COUNTDOWN TO TOTALITY* 22.07.28
Solar Filters for Optics -Telescopes, Binoculars & Cameras
As noted in the section How to View a Solar Eclipse Safely, with one notable exception it is never safe to look directly at the Sun through a telescope, binoculars, or camera lens without a solar filter.
That exception is during totality, when the dazzlingly bright solar surface is completely blocked by the Moon.
But totality is fleeting. Most of the time during an eclipse you’ll be watching the partial phases, during which filters are always required.
Solar Filters for Optics: Telescopes, Binoculars & Cameras
Telescopes, binoculars, and cameras need solar filters for two reasons: to protect them from intense sunlight and to ensure that you don’t accidentally look at the Sun through an unfiltered instrument. In every case, the solar filter must be attached to the front of your telescope, binoculars, or camera lens.
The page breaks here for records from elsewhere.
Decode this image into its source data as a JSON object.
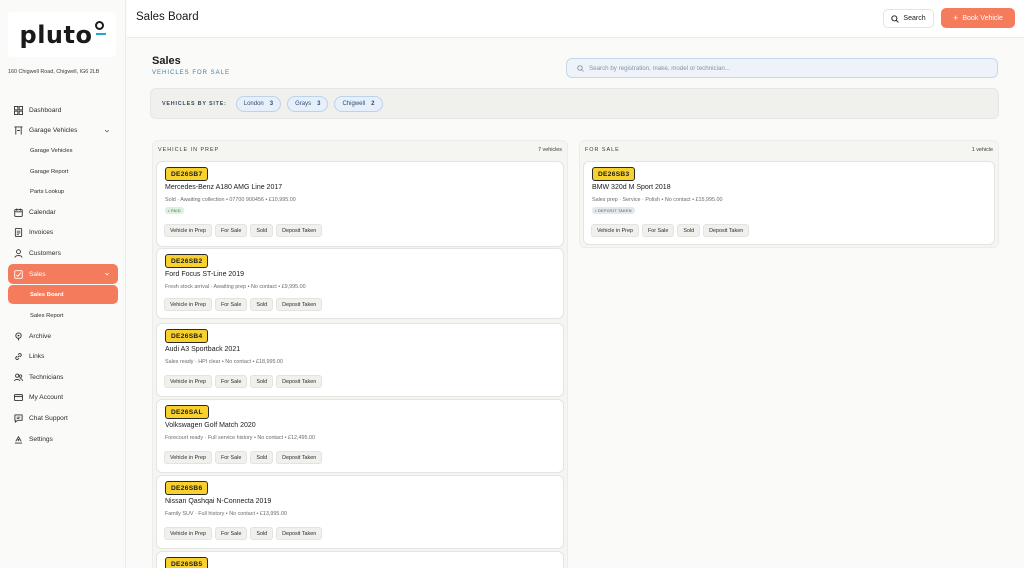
{
  "brand": {
    "name": "pluto"
  },
  "sidebar": {
    "address": "160 Chigwell Road, Chigwell, IG6 2LB",
    "items": [
      {
        "label": "Dashboard",
        "icon": "grid-icon"
      },
      {
        "label": "Garage Vehicles",
        "icon": "car-lift-icon"
      },
      {
        "label": "Garage Vehicles",
        "icon": ""
      },
      {
        "label": "Garage Report",
        "icon": ""
      },
      {
        "label": "Parts Lookup",
        "icon": ""
      },
      {
        "label": "Calendar",
        "icon": "calendar-icon"
      },
      {
        "label": "Invoices",
        "icon": "invoice-icon"
      },
      {
        "label": "Customers",
        "icon": "user-icon"
      },
      {
        "label": "Sales",
        "icon": "sales-icon"
      },
      {
        "label": "Sales Board",
        "icon": ""
      },
      {
        "label": "Sales Report",
        "icon": ""
      },
      {
        "label": "Archive",
        "icon": "archive-icon"
      },
      {
        "label": "Links",
        "icon": "link-icon"
      },
      {
        "label": "Technicians",
        "icon": "technicians-icon"
      },
      {
        "label": "My Account",
        "icon": "card-icon"
      },
      {
        "label": "Chat Support",
        "icon": "chat-icon"
      },
      {
        "label": "Settings",
        "icon": "settings-icon"
      }
    ]
  },
  "topbar": {
    "title": "Sales Board",
    "search_label": "Search",
    "book_label": "Book Vehicle"
  },
  "main": {
    "title": "Sales",
    "subtitle": "VEHICLES FOR SALE",
    "search_placeholder": "Search by registration, make, model or technician..."
  },
  "sites": {
    "label": "VEHICLES BY SITE:",
    "chips": [
      {
        "name": "London",
        "count": "3"
      },
      {
        "name": "Grays",
        "count": "3"
      },
      {
        "name": "Chigwell",
        "count": "2"
      }
    ]
  },
  "columns": {
    "prep": {
      "title": "VEHICLE IN PREP",
      "count": "7 vehicles",
      "cards": [
        {
          "plate": "DE26SB7",
          "name": "Mercedes-Benz A180 AMG Line 2017",
          "meta": "Sold · Awaiting collection   •  07700 900456   •  £10,995.00",
          "badge": "• PAID"
        },
        {
          "plate": "DE26SB2",
          "name": "Ford Focus ST-Line 2019",
          "meta": "Fresh stock arrival · Awaiting prep   •  No contact   •  £9,995.00",
          "badge": ""
        },
        {
          "plate": "DE26SB4",
          "name": "Audi A3 Sportback 2021",
          "meta": "Sales ready · HPI clear   •  No contact   •  £18,995.00",
          "badge": ""
        },
        {
          "plate": "DE26SAL",
          "name": "Volkswagen Golf Match 2020",
          "meta": "Forecourt ready · Full service history   •  No contact   •  £12,495.00",
          "badge": ""
        },
        {
          "plate": "DE26SB6",
          "name": "Nissan Qashqai N-Connecta 2019",
          "meta": "Family SUV · Full history   •  No contact   •  £13,995.00",
          "badge": ""
        },
        {
          "plate": "DE26SB5",
          "name": "",
          "meta": "",
          "badge": ""
        }
      ]
    },
    "forsale": {
      "title": "FOR SALE",
      "count": "1 vehicle",
      "cards": [
        {
          "plate": "DE26SB3",
          "name": "BMW 320d M Sport 2018",
          "meta": "Sales prep · Service · Polish   •  No contact   •  £15,995.00",
          "badge": "• DEPOSIT TAKEN"
        }
      ]
    }
  },
  "card_actions": [
    "Vehicle in Prep",
    "For Sale",
    "Sold",
    "Deposit Taken"
  ],
  "colors": {
    "accent": "#f47c5c",
    "plate": "#f8d12e",
    "link": "#3a7fae"
  }
}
This ensures that the Sun’s light and heat are kept out of the optics.
Make sure the filter is attached securely so it won’t pop off if your instrument is bumped or the wind suddenly gusts — but not so securely that you can’t remove it easily at the beginning of totality!
If your telescope has a small auxiliary finderscope or other aiming device, make sure that it is capped, removed, or safely filtered just like the main telescope.
Solar filters provided with inexpensive telescopes, usually designed to thread into an eyepiece at the back end of the telescope, are dangerous. If the filter is attached to the spot where you place your eye, sunlight concentrated by your optics will burn right though it.
This is also why looking through unfiltered optics while wearing eclipse viewers is extremely dangerous and a recipe for serious eye injury. We’ll say it again: a solar filter must be attached to the front of your telescope, binoculars, or camera lens.
You’ll generally encounter three types of solar filters: metal on glass (usually the most durable and expensive), aluminized polyester film (frequently referred to as aluminized Mylar), and black polymer (sometimes with a layer of aluminized polyester on one side). Some render the Sun white, while others impart a yellow, orange, or bluish tint. All are effective, so choose the type that best suits your preference and budget.
It is recommended that you should not attempt observing or photographing with a filtered telescope unless you have prior experience with this, are using your own equipment, and can remain with your equipment at all times to supervise its use.